The National Day of Prayer Task Force's mission is to communicate with every individual the need for personal repentance and prayer, mobilizing the Christian community to intercede for America and its leadership in the seven centers of power: Government, Military, Media, Business, Education, Church and Family.
Our Vision and Values
In accordance with Biblical truth, the National Day of Prayer Task Force seeks to:
Foster unity within the Christian Church
Protect America's Constitutional Freedoms to gather, worship, pray and speak freely.
Publicize and preserve America's Christian heritage
Encourage and emphasize prayer, regardless of current issues and positions
Respect all people, regardless of denomination or creed
Be wise stewards of God's resources and provision
Glorify the Lord in word and deed
Who We Are and What We Do
The National Day of Prayer is an annual observance held on the first Thursday of May, inviting people of all faiths to pray for the nation. It was created in 1952 by a joint resolution of the United States Congress, and signed into law by President Harry S. Truman. Our Task Force is a privately funded organization whose purpose is to encourage participation on the National Day of Prayer. It exists to communicate with every individual the need for personal repentance and prayer, to create appropriate materials, and to mobilize the Christian community to intercede for America's leaders and its families. The Task Force represents a Judeo Christian expression of the national observance, based on our understanding that this country was birthed in prayer and in reverence for the God of the Bible.

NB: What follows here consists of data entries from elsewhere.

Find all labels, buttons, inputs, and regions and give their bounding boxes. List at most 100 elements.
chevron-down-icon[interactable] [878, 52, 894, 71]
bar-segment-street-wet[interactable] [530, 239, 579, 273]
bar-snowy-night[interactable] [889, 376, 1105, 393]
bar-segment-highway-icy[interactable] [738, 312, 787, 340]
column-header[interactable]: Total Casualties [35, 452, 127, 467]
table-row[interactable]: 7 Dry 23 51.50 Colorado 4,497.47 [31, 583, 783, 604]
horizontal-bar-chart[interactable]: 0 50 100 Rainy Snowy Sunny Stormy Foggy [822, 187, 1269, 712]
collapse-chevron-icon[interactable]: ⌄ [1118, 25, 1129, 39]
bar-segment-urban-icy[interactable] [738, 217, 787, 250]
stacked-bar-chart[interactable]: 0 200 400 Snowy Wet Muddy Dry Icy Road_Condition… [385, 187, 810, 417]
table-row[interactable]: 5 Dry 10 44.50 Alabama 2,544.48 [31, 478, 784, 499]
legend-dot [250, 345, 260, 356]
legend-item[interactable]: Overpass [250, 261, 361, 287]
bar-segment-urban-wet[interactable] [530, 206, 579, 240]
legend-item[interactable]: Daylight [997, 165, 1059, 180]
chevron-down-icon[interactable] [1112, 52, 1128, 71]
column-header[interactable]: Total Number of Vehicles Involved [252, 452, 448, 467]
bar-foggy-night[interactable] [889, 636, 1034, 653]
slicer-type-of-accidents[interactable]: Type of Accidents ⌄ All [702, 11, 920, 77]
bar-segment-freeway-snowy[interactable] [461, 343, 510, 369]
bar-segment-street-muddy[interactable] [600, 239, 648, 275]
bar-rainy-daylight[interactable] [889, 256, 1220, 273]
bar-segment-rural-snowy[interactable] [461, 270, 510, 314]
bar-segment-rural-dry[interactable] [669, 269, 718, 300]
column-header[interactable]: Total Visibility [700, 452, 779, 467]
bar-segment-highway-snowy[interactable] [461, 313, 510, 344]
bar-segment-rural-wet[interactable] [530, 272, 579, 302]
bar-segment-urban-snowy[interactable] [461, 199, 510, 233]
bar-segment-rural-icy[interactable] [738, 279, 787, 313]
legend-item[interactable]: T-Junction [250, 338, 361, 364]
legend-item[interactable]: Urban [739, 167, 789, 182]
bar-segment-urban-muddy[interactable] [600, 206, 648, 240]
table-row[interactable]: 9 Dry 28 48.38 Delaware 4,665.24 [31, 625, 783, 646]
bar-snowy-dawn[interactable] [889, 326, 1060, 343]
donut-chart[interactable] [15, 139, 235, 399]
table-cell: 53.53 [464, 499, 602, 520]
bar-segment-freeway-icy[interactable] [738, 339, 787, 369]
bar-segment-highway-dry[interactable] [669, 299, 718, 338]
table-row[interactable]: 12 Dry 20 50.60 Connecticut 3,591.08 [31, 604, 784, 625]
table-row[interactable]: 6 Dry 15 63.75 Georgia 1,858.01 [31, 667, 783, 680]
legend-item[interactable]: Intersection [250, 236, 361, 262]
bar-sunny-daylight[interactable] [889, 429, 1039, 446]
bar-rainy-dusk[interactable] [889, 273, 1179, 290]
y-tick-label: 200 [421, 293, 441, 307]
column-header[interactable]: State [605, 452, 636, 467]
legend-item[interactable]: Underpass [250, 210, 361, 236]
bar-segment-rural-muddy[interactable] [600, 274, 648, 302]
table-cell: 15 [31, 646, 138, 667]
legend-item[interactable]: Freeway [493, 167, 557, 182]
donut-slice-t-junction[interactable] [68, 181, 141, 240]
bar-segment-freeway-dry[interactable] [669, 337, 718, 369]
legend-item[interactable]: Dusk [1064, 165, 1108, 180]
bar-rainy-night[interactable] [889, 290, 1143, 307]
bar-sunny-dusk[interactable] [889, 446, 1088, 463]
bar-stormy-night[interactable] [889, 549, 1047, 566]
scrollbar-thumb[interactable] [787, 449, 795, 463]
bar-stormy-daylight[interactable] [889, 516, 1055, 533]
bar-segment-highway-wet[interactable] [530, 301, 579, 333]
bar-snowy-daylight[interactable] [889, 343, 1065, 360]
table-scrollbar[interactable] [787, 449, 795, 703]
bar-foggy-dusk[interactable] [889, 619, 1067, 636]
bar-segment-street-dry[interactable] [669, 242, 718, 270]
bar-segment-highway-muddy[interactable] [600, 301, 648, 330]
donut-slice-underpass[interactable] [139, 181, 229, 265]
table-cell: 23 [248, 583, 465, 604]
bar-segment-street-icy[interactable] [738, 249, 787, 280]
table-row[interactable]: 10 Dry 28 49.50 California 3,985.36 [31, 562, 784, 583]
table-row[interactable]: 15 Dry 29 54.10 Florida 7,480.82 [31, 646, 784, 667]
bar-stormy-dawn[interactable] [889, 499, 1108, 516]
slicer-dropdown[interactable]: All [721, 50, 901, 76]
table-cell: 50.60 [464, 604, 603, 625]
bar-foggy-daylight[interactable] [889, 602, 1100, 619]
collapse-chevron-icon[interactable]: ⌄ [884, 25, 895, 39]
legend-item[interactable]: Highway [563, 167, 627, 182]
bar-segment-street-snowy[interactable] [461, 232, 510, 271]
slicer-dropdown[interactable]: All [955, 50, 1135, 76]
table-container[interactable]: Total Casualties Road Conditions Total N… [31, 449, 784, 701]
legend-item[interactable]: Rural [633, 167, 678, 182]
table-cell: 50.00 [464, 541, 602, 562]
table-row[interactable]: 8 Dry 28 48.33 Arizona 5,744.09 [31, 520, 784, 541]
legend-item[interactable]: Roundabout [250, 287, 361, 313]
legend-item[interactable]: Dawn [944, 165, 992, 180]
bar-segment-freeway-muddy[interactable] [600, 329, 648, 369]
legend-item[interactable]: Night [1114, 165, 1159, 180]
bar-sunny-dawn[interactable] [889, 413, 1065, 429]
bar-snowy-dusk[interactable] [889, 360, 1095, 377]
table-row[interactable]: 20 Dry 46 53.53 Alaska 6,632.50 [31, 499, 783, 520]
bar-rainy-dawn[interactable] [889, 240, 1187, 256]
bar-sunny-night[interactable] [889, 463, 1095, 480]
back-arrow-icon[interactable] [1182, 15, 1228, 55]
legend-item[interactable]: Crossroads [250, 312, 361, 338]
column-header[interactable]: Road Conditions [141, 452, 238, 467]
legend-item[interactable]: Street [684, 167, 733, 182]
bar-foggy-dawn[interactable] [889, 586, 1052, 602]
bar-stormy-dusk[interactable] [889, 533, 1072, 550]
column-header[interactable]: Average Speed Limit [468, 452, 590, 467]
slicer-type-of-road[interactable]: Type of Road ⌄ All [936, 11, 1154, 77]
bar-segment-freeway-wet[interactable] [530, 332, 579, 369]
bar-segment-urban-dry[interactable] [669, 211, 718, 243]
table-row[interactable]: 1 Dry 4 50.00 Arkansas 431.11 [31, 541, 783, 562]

Official Policy Statement on Participation of "Non-Judeo-Christian" groups in the National Day of Prayer:
The National Day of Prayer Task Force was a creation of the National Prayer Committee for the expressed purpose of organizing and promoting prayer observances conforming to a Judeo-Christian system of values. People with other theological and philosophical views are, of course, free to organize and participate in activities that are consistent with their own beliefs. This diversity is what Congress intended when it designated the Day of Prayer, not that every faith and creed would be homogenized, but that all who sought to pray for this nation would be encouraged to do so in any way deemed appropriate. It is that broad invitation to the American people that led, in our case, to the creation of the Task Force and the Judeo-Christian principles on which it is based.